Mademki benim için dikmedin kimin için dikmek istiyorsun?

(M. 237) Hazreti Muhammed Aleyhisselâm kırk yaşına kadar davette bulunmadı.

Sonra tam yirmi üç yıl halkı İslam’a davet etti.
Bu kadar işler oldu.
Evet, her ne kadar bu müddet az idi.

Allah ile birlikte geçen her an bilirsin ki, ölümsüz ve sonsuzdur.
Ben bu zevksiz erişte pilavından yiyorsam, hep onun elindendir.

Yarabbi!
Onu parmakla göstereyim de gör!
Parmak budur, o değildir, budur, budur.

Farenin biri devenin yularına yapıştı, onu çekmeye başladı.

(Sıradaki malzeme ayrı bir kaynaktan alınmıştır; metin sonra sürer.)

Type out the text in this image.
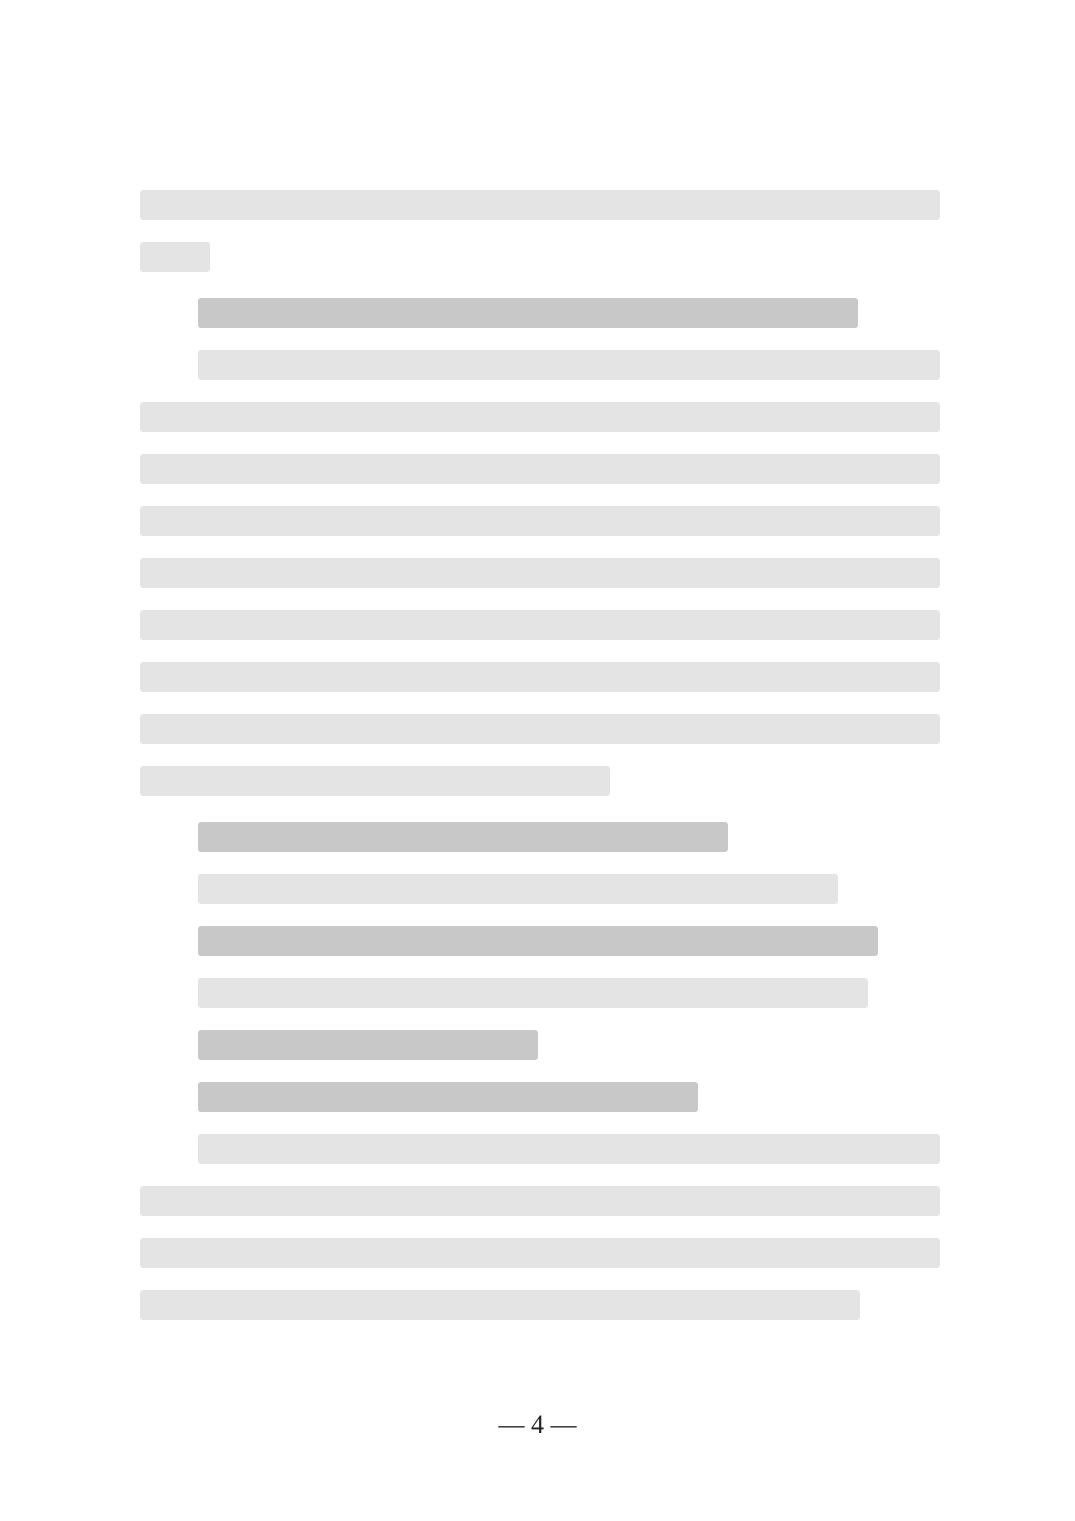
— 4 —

Deve uysallığı, alçak gönüllüğü ve ağırbaşlılığı yönünden farenin arkasından yürüdü.

Nasıl ki, "Mümin de uysal develer gibi sabırlıdır," buyrulmuştur. Devenin bu uysallığını onun yumuşak huylu ve alçakgönüllü olmasına, bazıları da onun bütün hayvanlardan daha uzun boylu olmasına rağmen akıl derecesinin düşkünlüğüne yorarlar.

Bunun sırrı başkadır.

Fare, deveyi su kenarına kadar yürüttü.
O çabuk yürüyüşlü, iri cüsseli hayvan aciz kalamazdı.

Fareye sordu:
Şimdi burada niçin durakladın?
Buradan niçin geçmiyorsun?

Sen, benim gibilerin yularına yapışmanın sana yakışmayacağını bilemedin mi?
Şimdi nasıl tuttunsa yuları, yürü bakalım!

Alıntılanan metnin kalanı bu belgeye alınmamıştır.